The first indication that he amps it up with a Save on the line is in Cmd: 11.3 K/bb in save situations, 3.7 K/bb in non-save. He had a six-point edge in K rate (28%-22% ) in save situations, and a three-point edge in walks (3%-6%). He also gave up two more points of HR in non-save situations (3%-5%).

But we also know that not all saves are equally difficult. The whole movement towards intelligent bullpen management depends on ignoring saves to put the best relievers in for the most important game situations.

So I also parsed Herrera’s performance by whether he was protecting leads of one run leads (“critical”) or more (“non-critical”), and it turned out he was more effective when the heat was on.

Interestingly, someone in the thread also said he suspected that reliever performance “varies between high pressure and low pressure situations, which isn't the same as save versus nonsave situations.” He went on to say it’s hard to believe that Herrera “can be expected to perform better ... in save situations(,) but worse ... in a high pressure situation that falls outside of the save opportunity definition.”

Hard to believe, but true. At least for Herrera over this relatively short run.

Herrera’s K and walk rates in critical save situations (one-run lead) was markedly better than in critical non-save situations (one-run deficits or ties). With a save on the line, Herrera's K rate was ten points higher (34% to 24%). His walk rate was four points lower (3%-7%). And his Cmd rate was more than nine points better—12.0 K/bb in critical save games, 3.6 K/bb in critical non-save games. In fact, criticality in general played a distant second fiddle to save opportunity, as he also pitched far better in non-critical save situations than in non-critical non-save situations.

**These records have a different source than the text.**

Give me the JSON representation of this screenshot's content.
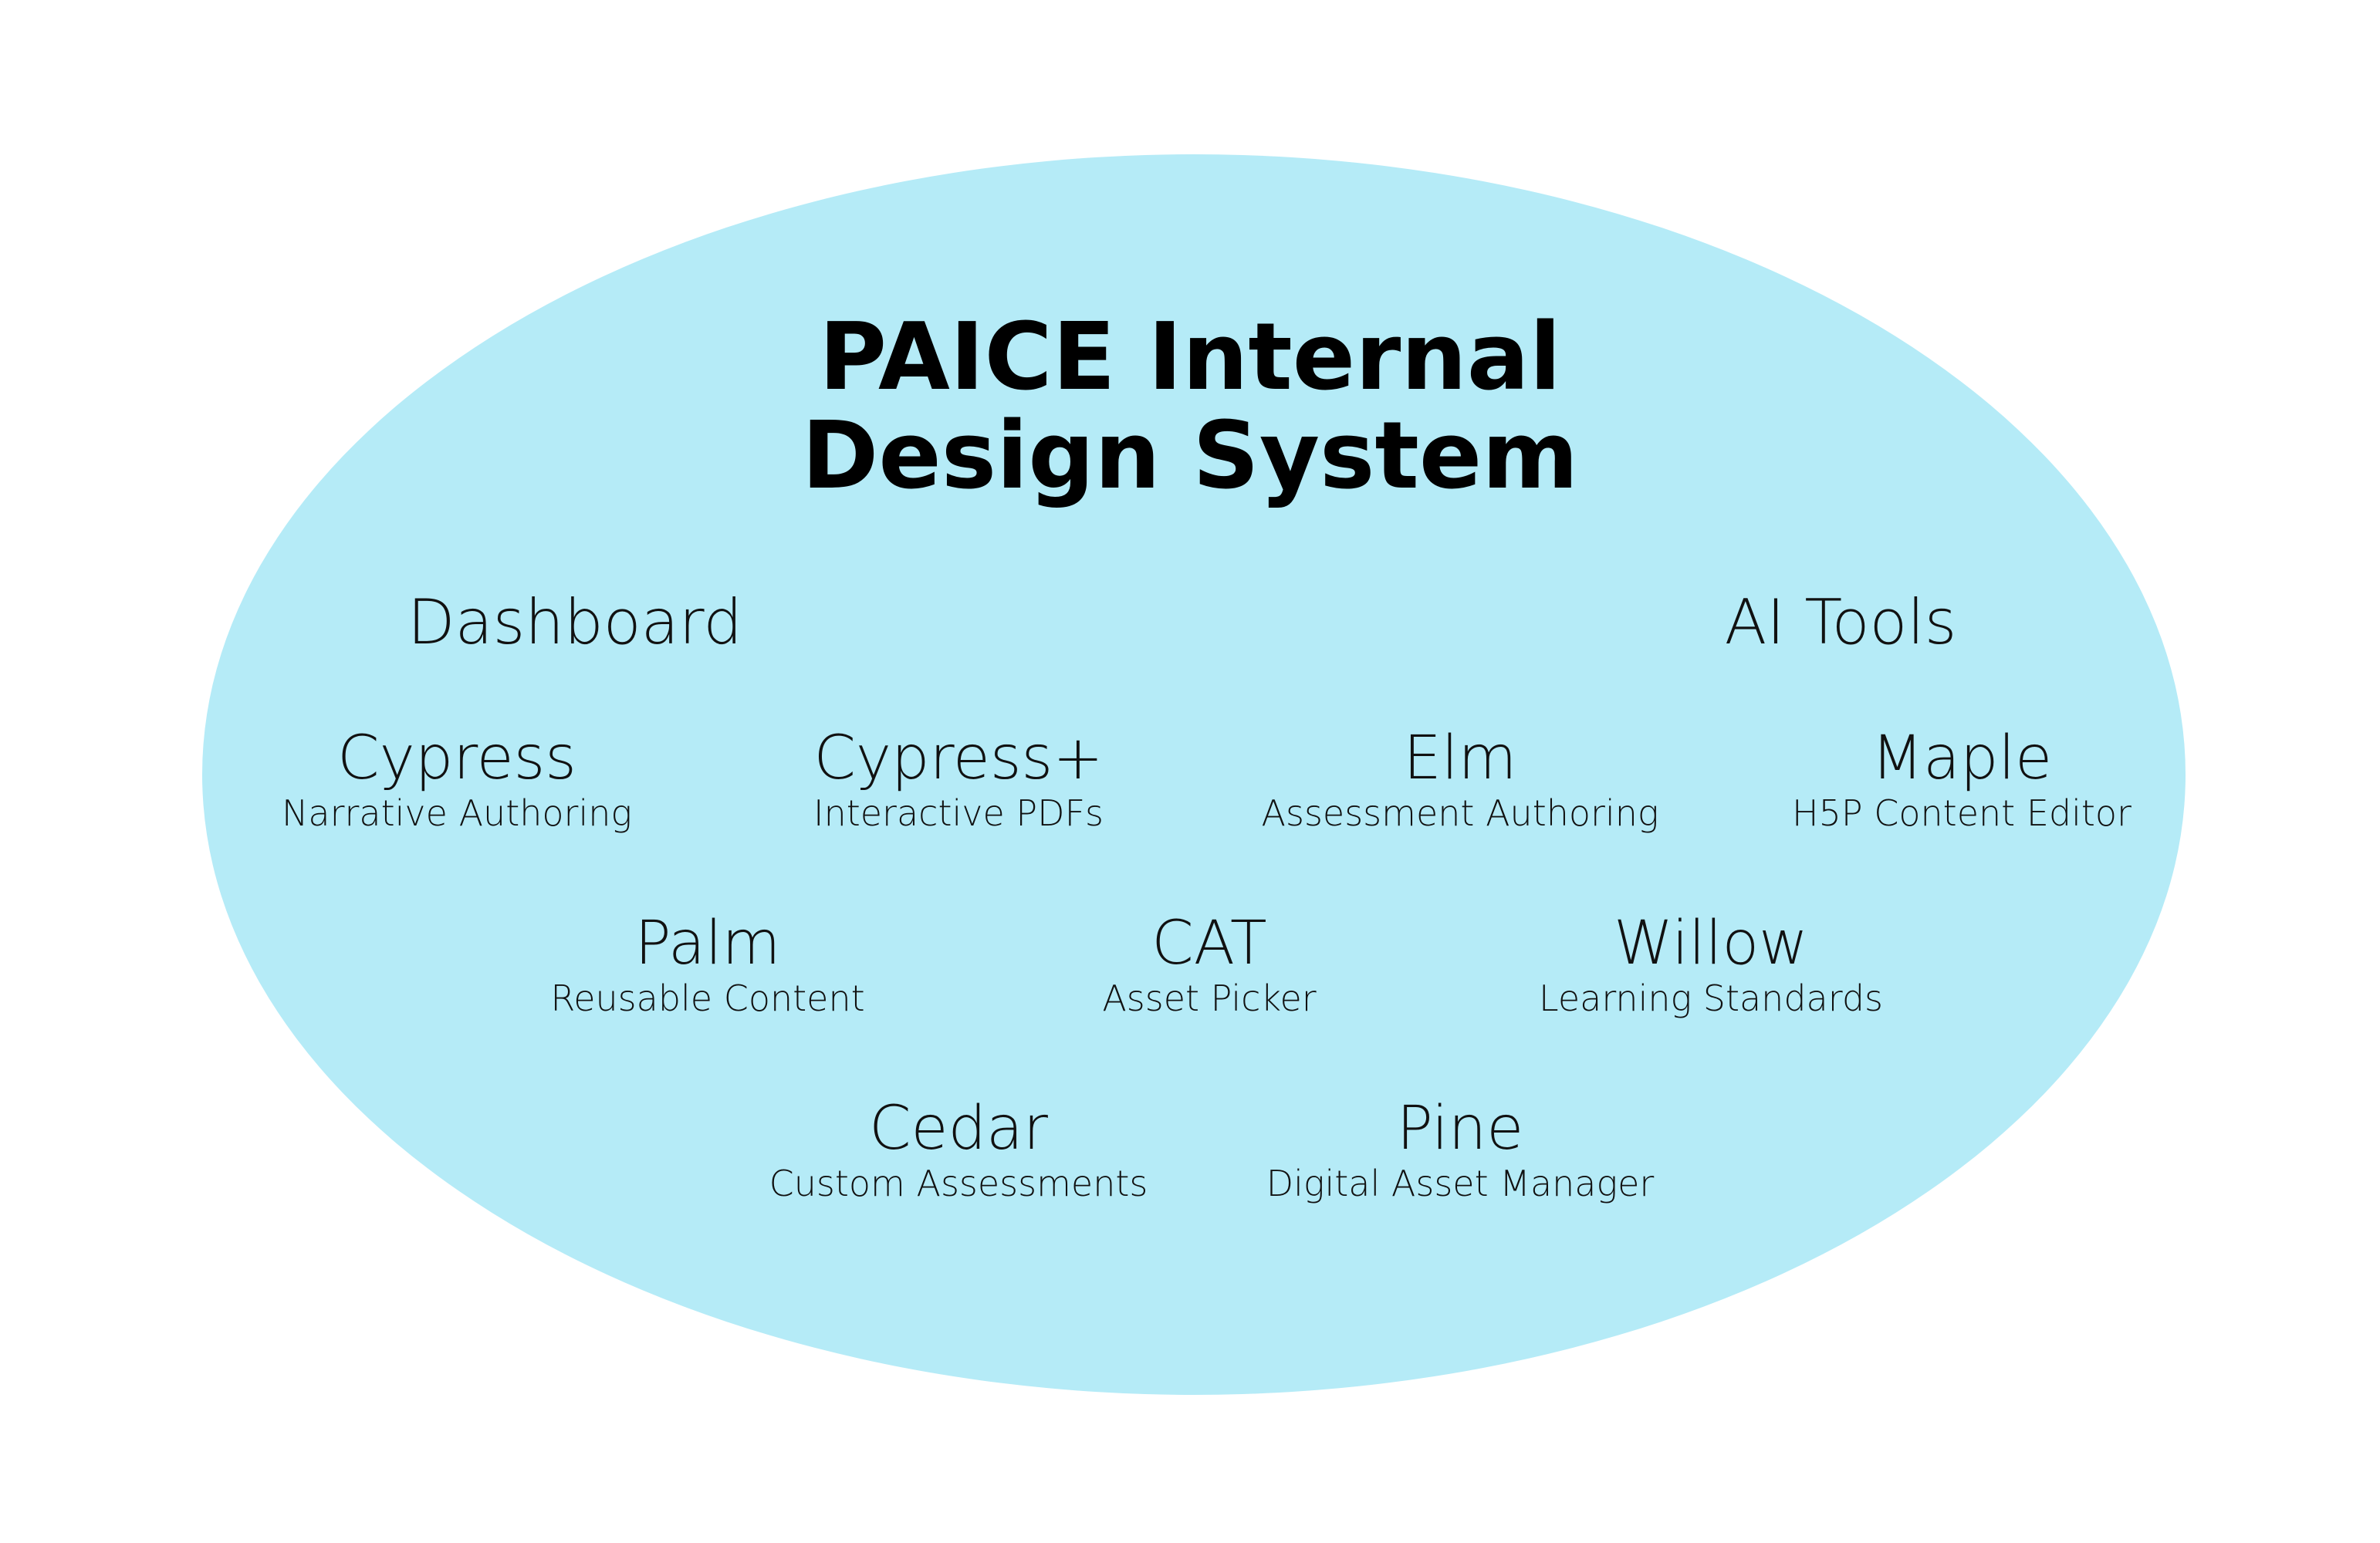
{
  "title": {
    "line1": "PAICE Internal",
    "line2": "Design System"
  },
  "groups": [
    {
      "label": "Dashboard"
    },
    {
      "label": "AI Tools"
    }
  ],
  "items": [
    {
      "name": "Cypress",
      "desc": "Narrative Authoring"
    },
    {
      "name": "Cypress+",
      "desc": "Interactive PDFs"
    },
    {
      "name": "Elm",
      "desc": "Assessment Authoring"
    },
    {
      "name": "Maple",
      "desc": "H5P Content Editor"
    },
    {
      "name": "Palm",
      "desc": "Reusable Content"
    },
    {
      "name": "CAT",
      "desc": "Asset Picker"
    },
    {
      "name": "Willow",
      "desc": "Learning Standards"
    },
    {
      "name": "Cedar",
      "desc": "Custom Assessments"
    },
    {
      "name": "Pine",
      "desc": "Digital Asset Manager"
    }
  ],
  "colors": {
    "ellipse_fill": "#b5ebf7",
    "text": "#000000"
  }
}
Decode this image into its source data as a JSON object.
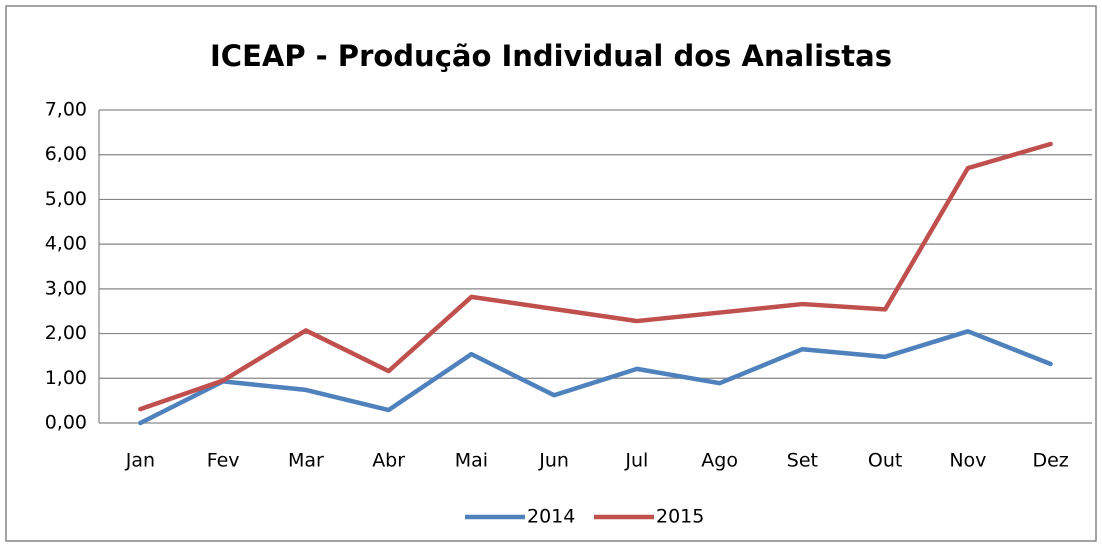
{
  "chart_data": {
    "type": "line",
    "title": "ICEAP - Produção Individual dos Analistas",
    "categories": [
      "Jan",
      "Fev",
      "Mar",
      "Abr",
      "Mai",
      "Jun",
      "Jul",
      "Ago",
      "Set",
      "Out",
      "Nov",
      "Dez"
    ],
    "series": [
      {
        "name": "2014",
        "color": "#4f81bd",
        "values": [
          0,
          0.93,
          0.74,
          0.29,
          1.54,
          0.62,
          1.21,
          0.89,
          1.65,
          1.48,
          2.05,
          1.32
        ]
      },
      {
        "name": "2015",
        "color": "#c0504d",
        "values": [
          0.31,
          0.95,
          2.07,
          1.16,
          2.82,
          2.55,
          2.28,
          2.47,
          2.66,
          2.54,
          5.7,
          6.24
        ]
      }
    ],
    "ylim": [
      0,
      7
    ],
    "yticks": [
      {
        "value": 0,
        "label": "0,00"
      },
      {
        "value": 1,
        "label": "1,00"
      },
      {
        "value": 2,
        "label": "2,00"
      },
      {
        "value": 3,
        "label": "3,00"
      },
      {
        "value": 4,
        "label": "4,00"
      },
      {
        "value": 5,
        "label": "5,00"
      },
      {
        "value": 6,
        "label": "6,00"
      },
      {
        "value": 7,
        "label": "7,00"
      }
    ],
    "grid": true,
    "legend": "bottom"
  }
}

Keep in mind that the samples are still small. I plan to expand this study to all the top closers in baseball over multiple years. I’ll put it on my docket for this off-season for an HQ Research article. In the meantime, remember the availability heuristic and try not to depend too much on it.

And what about those anecdotal examples earlier? Well, for me, they’re just that—anecdotal. But here’s something curious: including those two blowups, Herrera has allowed 2+ ER in nine different appearances since becoming the KC closer. Eight of those nine—and all four of the games with 3+ runs allowed—were in non-save situations. I’m just sayin’.